Farmers could do three productions in a single year and given satisfactory and suitable training, it would drive greater output and reduce Ghana’s reliance on western nations for maize supply, he stated.

“If we have 60 per cent of the world’s uncultivated arable land and we have 1.4 billion people and mouths to feed, I don’t understand why we should allow two countries, Russia and Ukraine, whose populations are not more than 200 million, to feed 1.4 billion people,” he said.

Dr Azinu emphasised that the small-holder farming system was not a viable solution to the problem of food shortages, hence urged government to increase investment for massive transition of small-scale agriculture into a commercial industry within the next five years.

This strategic approach was expected to result in a robust supply of high-quality food for the nation.

Mr Solomon Anani Attipoe, the Fanteakwa North District Director of Agriculture, said the two new varieties held great potential for raising maize production in the district, because they were local hybrids with high yielding prospects.

He said most farmers in the community grew open varieties like ‘Obaatanpa and Abontem,’ which had discouragingly low yields, causing farmers to abandon maize

cultivation owing to substantial losses and stated that the introduction of the improved varieties would revive maize production.

“When we look at the demonstration we have carried out, we realise that the yield is very good, which will help us produce lots of maize that will serve the country,” Mr Attipoe said.

One unique feature of the legacy maize varieties was their resistance to fall armyworm and required substantially less fertilizer, than the varieties presently used by farmers.

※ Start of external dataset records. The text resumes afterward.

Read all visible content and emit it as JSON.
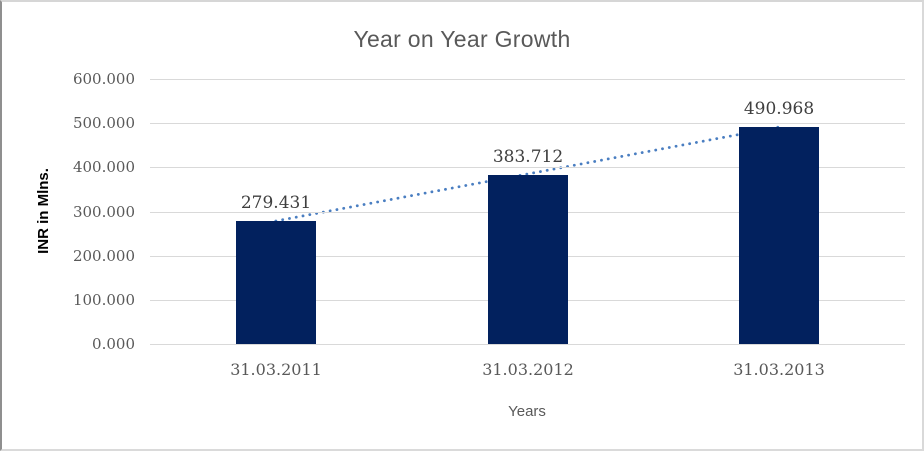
{
  "chart_data": {
    "type": "bar",
    "title": "Year on Year Growth",
    "categories": [
      "31.03.2011",
      "31.03.2012",
      "31.03.2013"
    ],
    "values": [
      279.431,
      383.712,
      490.968
    ],
    "data_labels": [
      "279.431",
      "383.712",
      "490.968"
    ],
    "xlabel": "Years",
    "ylabel": "INR in Mlns.",
    "ylim": [
      0,
      600
    ],
    "ytick_step": 100,
    "ytick_labels": [
      "600.000",
      "500.000",
      "400.000",
      "300.000",
      "200.000",
      "100.000",
      "0.000"
    ],
    "grid": true,
    "legend": "none",
    "trendline": {
      "style": "dotted",
      "from_category": "31.03.2011",
      "to_category": "31.03.2013"
    },
    "colors": {
      "bar": "#02215e",
      "trendline": "#4a7ec1",
      "gridline": "#d9d9d9",
      "title_text": "#595959",
      "tick_text": "#595959",
      "data_label_text": "#3f3f3f",
      "axis_title_text": "#000000"
    }
  }
}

He advised farmers to avoid using chemicals to dry their seeds and instead adopt technologies that had been verified as safe to minimise potential health hazards.

Mr Adinkraba Apau, a 68-year-old veteran farmer since 1986 and a former Second-Best Farmer awardee of the Fanteakwa North District, was the first to plant the two legacy varieties and the old Abontem on different farmlands for demonstration.

He said when compared to the Abontem, the Legacy varieties generated far greater yields.

While applauding LCIC for the highly improved new maize seeds, he urged farmers to use legacy varieties to help improve productivity, returns and contribute to easing the grain shortages.

LCIC is a private seed business organisation and consulting company founded in 2015 in Legacy Square, Otareso, Ghana, within the Akuapem North Municipality of the Eastern Region, which specialises in producing hybrid commercial seeds such as maize, cowpeas, and soybeans.